Problem #1. I like the parents, and Jonah hates the kid. The parents are hip and interesting. But the kid is one of those mean girls who is constanting pointing a finger at him. "Jonah is touching me." "Jonah is splashing." "Jonah is eating the cookies." It's only a matter of time until someone gets slugged.

Problem #2. Jonah likes the kids. I hate the parents. Cute kid. The boys do some nice train building and pretending. The parents are annoying or braggarts ("I'm so lucky that Junior sits quietly all the time.") or boring ("Let me tell you about mold.") or racist.

Problem #3. Commitment. I can't stick to a regular playdate. What if something better comes along? What if I wake up with a sudden urge to take the kids to the museum? What if there is a Trading Spaces marathon on TV?

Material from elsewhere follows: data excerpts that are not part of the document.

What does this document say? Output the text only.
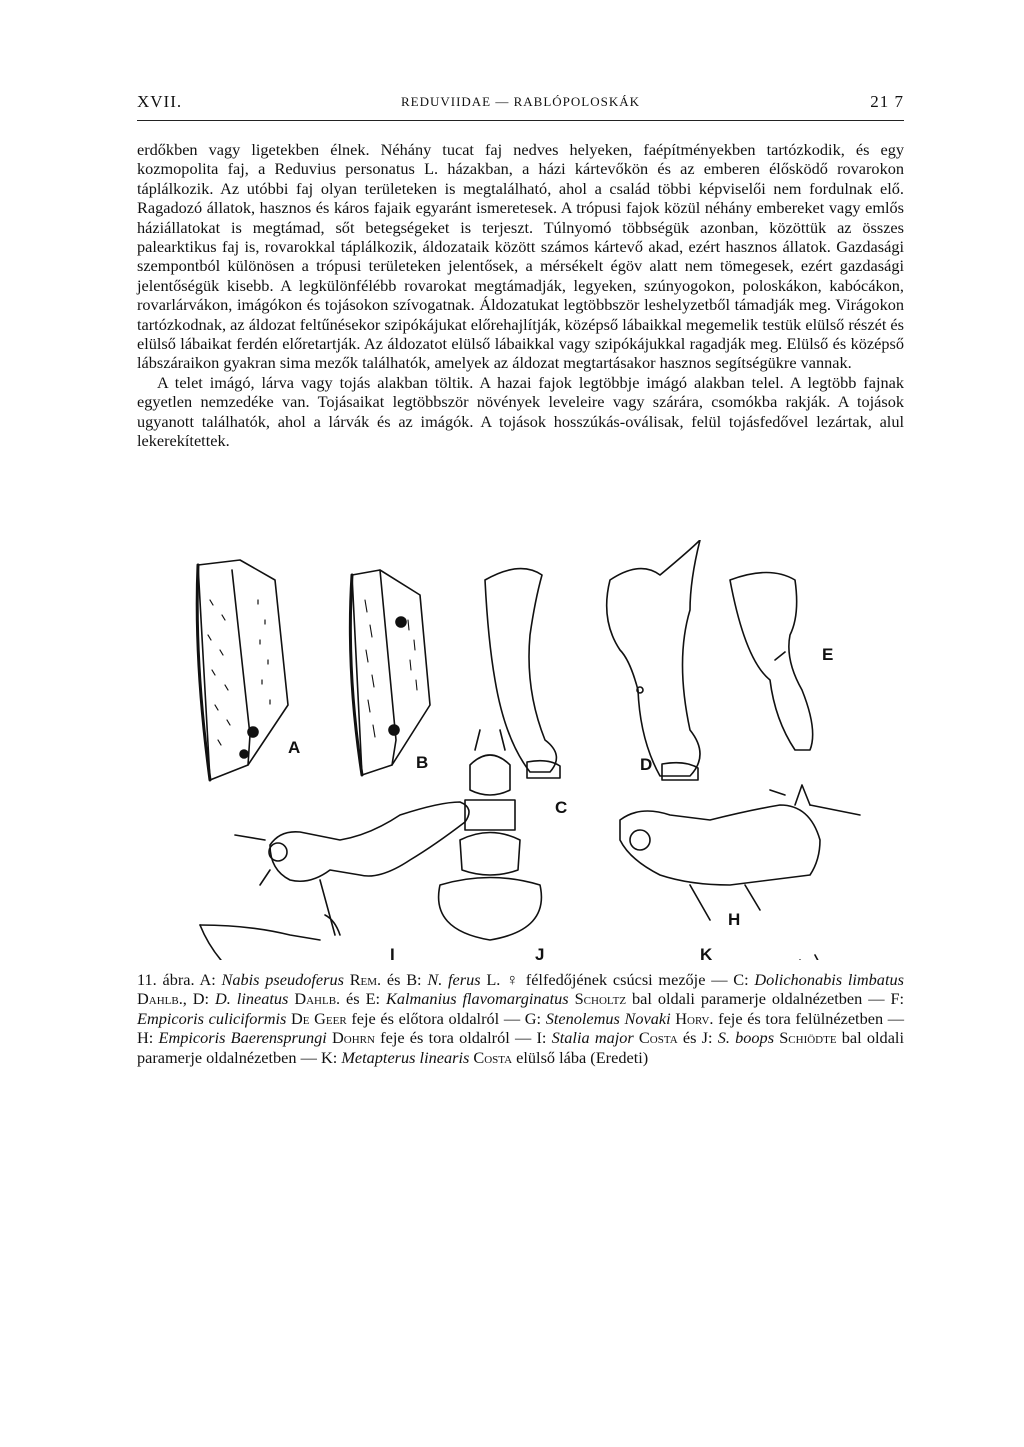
XVII.	REDUVIIDAE — RABLÓPOLOSKÁK	21 7

erdőkben vagy ligetekben élnek. Néhány tucat faj nedves helyeken, faépítményekben tartózkodik, és egy kozmopolita faj, a Reduvius personatus L. házakban, a házi kártevőkön és az emberen élősködő rovarokon táplálkozik. Az utóbbi faj olyan területeken is megtalálható, ahol a család többi képviselői nem fordulnak elő. Ragadozó állatok, hasznos és káros fajaik egyaránt ismeretesek. A trópusi fajok közül néhány embereket vagy emlős háziállatokat is megtámad, sőt betegségeket is terjeszt. Túlnyomó többségük azonban, közöttük az összes palearktikus faj is, rovarokkal táplálkozik, áldozataik között számos kártevő akad, ezért hasznos állatok. Gazdasági szempontból különösen a trópusi területeken jelentősek, a mérsékelt égöv alatt nem tömegesek, ezért gazdasági jelentőségük kisebb. A legkülönfélébb rovarokat megtámadják, legyeken, szúnyogokon, poloskákon, kabócákon, rovarlárvákon, imágókon és tojásokon szívogatnak. Áldozatukat legtöbbször leshelyzetből támadják meg. Virágokon tartózkodnak, az áldozat feltűnésekor szipókájukat előrehajlítják, középső lábaikkal megemelik testük elülső részét és elülső lábaikat ferdén előretartják. Az áldozatot elülső lábaikkal vagy szipókájukkal ragadják meg. Elülső és középső lábszáraikon gyakran sima mezők találhatók, amelyek az áldozat megtartásakor hasznos segítségükre vannak.

A telet imágó, lárva vagy tojás alakban töltik. A hazai fajok legtöbbje imágó alakban telel. A legtöbb fajnak egyetlen nemzedéke van. Tojásaikat legtöbbször növények leveleire vagy szárára, csomókba rakják. A tojások ugyanott találhatók, ahol a lárvák és az imágók. A tojások hosszúkás-oválisak, felül tojásfedővel lezártak, alul lekerekítettek.

A
B
C
D
E
H
I	J	K
11. ábra. A: Nabis pseudoferus Rem. és B: N. ferus L. ♀ félfedőjének csúcsi mezője — C: Dolichonabis limbatus Dahlb., D: D. lineatus Dahlb. és E: Kalmanius flavomarginatus Scholtz bal oldali paramerje oldalnézetben — F: Empicoris culiciformis De Geer feje és előtora oldalról — G: Stenolemus Novaki Horv. feje és tora felülnézetben — H: Empicoris Baerensprungi Dohrn feje és tora oldalról — I: Stalia major Costa és J: S. boops Schiödte bal oldali paramerje oldalnézetben — K: Metapterus linearis Costa elülső lába (Eredeti)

Problem #4. No Multi-tasking. When I am home with the kids, I'm usually doing about five things at once. While Jonah plays trains and Ian trashes the bookshelves, I'm checking e-mail, adding to the blog, talking on the phone, making the bed, putting clothes away, reshelving the bookcase, steaming broccolli, adding to the blog, and editing the blog. When guests come over, I'm forced to pretend that I'm an attentive mother who does nothing but play educational games with my kids and quiz them about their knowledge of state capitals. "We don't watch television around here."

So, where have all the children gone? Parents freaked about low test scores have already moved to the suburbs or the wealthier parents, who plan to send junior to Dalton, have him in summer camp.

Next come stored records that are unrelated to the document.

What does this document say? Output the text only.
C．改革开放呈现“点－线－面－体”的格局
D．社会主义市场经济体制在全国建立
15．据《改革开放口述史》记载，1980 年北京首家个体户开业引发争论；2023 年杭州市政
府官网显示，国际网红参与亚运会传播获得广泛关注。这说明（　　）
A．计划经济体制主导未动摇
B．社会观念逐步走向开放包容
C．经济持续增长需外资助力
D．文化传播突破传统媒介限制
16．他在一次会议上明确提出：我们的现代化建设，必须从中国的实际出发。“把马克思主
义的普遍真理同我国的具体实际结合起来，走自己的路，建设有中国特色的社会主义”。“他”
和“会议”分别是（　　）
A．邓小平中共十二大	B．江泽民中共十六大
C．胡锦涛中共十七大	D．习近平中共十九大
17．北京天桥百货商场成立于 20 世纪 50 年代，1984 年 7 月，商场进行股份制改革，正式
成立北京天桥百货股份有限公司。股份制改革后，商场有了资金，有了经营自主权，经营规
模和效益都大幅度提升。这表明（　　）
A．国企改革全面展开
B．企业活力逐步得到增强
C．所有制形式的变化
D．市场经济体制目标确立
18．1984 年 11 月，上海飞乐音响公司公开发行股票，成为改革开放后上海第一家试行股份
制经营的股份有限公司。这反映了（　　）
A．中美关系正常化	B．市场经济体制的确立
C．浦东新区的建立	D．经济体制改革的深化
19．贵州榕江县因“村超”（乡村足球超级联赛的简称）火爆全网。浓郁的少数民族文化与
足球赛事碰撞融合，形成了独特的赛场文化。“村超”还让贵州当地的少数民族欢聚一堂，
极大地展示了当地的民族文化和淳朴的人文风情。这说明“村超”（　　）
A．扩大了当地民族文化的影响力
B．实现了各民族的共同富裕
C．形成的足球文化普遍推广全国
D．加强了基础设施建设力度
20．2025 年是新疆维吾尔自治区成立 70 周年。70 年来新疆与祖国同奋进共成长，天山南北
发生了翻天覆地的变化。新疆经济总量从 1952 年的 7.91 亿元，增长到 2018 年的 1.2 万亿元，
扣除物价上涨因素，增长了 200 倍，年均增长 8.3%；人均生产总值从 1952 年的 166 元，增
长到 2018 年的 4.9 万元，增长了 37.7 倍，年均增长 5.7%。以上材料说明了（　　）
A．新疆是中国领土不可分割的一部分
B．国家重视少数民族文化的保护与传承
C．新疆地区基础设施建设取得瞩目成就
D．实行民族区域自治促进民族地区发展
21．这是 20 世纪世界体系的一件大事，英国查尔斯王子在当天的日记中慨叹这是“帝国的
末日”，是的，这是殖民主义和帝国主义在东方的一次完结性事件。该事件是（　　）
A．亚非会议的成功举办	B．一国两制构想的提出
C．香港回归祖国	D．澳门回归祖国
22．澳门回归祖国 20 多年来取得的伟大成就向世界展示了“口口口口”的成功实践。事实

But after talking to my suburban friends, it sounds like playdates are the main social activity there, too. Where have all the children gone? We never had playdates as kids. My mom never arranged for our activities. "Go. Get out of the house. It's a beautiful day." We would be kicked out from breakfast to dinner everyday. We would play kickball in the street and tromp around the block with the neighborhood kids. Mom would be inside doing mom stuff. No supervision. No structure.

Now when I drive up Newcomb Road to my parent's house, I never see kids outside playing. In fact, I never see anybody. The place is empty. No human beings for miles. Where is everybody? Inside blogging?